Diagnosis of Nummular Dermatitis

If these circular lesions are becoming evident on the skin, it is important to get them checked out by a doctor. The doctor will make a note of the medical history of the patient first and then carry out a visual inspection.

A skin biopsy will be done to rule out the incidence of it being cancerous or infected.   A portion of the lesion may be scraped and sent to the laboratory for examination. Other tests like allergy tests or blood tests may be done.

Prevention of Nummular Dermatitis

To help prevent Nummular Dermatitis, certain agents and conditions should be avoided. They are:

  • Clothing fibers that irritate skin. It is preferable to wear loose, cotton clothing and avoid fabrics like wool or jute.
  • Excessive bathing, hot water soaks and showers that can dry out skin further.
  • Harsh soaps and shower gels
  • Cosmetics and perfumes that may contain alcohol
  • Stressful situations
  • Environmental irritants like certain chemicals found in cleaning liquids, fabric softeners and air sprays
  • Any situation that causes abrasion to the skin such as wearing tight clothing or rubbing against an abrasive surface
  • Getting scrapes, cuts, and bruises.

Treatment of Nummular Dermatitis

If treatment is administered well, the condition can go away completely.  The treatments aim at rehydrating the skin, repairing the irritated skin, reducing inflammation and treating any infection. Some of the common modes of treatment are:

Dressings – if the patches are spreading, or if the fluid is oozing out, moist bandages can be used to cover the affected area and to prevent it from spreading to other parts.

Moisturizers – This is a good way to prevent this skin condition and to add to treatment. The skin has to be kept well moisturized to avoid further aggravation due to temperature and weather fluctuations. Unscented lotions, creams, and emollients can be used to prevent an outbreak.

Wet wrap treatments – This is done by getting the skin moist by lukewarm water to make sure it is well hydrated and then applying a topical ointment liberally. This process is repeated around 4-6 times a day.

Steroid medication or injections – This is the most commonly used form of treatment.

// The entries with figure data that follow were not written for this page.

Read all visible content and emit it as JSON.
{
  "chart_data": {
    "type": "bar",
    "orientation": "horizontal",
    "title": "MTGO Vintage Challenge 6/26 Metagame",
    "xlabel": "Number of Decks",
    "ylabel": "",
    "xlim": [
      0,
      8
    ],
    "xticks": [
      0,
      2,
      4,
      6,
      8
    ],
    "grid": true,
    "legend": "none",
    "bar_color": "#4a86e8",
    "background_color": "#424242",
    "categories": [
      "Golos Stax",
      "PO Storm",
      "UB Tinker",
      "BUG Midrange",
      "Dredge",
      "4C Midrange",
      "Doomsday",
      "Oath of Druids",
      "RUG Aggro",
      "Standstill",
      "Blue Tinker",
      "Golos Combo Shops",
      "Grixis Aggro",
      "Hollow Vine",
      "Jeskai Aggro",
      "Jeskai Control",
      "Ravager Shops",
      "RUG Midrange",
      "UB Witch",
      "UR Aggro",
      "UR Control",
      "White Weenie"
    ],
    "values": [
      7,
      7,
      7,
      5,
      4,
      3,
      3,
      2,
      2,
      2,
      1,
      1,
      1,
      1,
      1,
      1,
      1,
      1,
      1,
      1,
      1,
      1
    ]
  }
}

These are administered to the patient mainly to soothe the inflammation caused. If the lesions itch less, they can be treated with less potent steroids. If the patches are severely inflamed and itch severely, then steroids of a higher potency may be administered. The medicine will be applied to the moist skin so as to allow deeper penetration and faster healing.

Tar medications – Tar medications applied topically are found to be very effective especially in reducing thickened or scaly lesions.

Oral histamines – These are taken to relieve the sensations of itching and discomfort. They may be prescribed along with sedatives to allow better sleep.

Antibiotics – In case the lesions have become infected, antibiotics can be administered to treat the infections. Topical antibiotics like mupirocin and oral antibiotics like erythromycin and cephalexin will be used in case of secondary infections.

Phototherapy – this involves using ultraviolet radiation to reduce the skin’s inflammation. This treatment is found to be beneficial in severe cases.

Nummular Dermatitis Pictures

Image of Nummular Dermatitis Photo of Nummular Dermatitis

Picture of Nummular Dermatitis Nummular Dermatitis

Nummular Dermatitis is a rare condition where the skin develops coin-shaped lesions which may be itchy. The lesions are usually seen after a skin injury and are aggravated by certain weather and environmental conditions.  Treatments involve using topical medications and keeping skin well moisturized.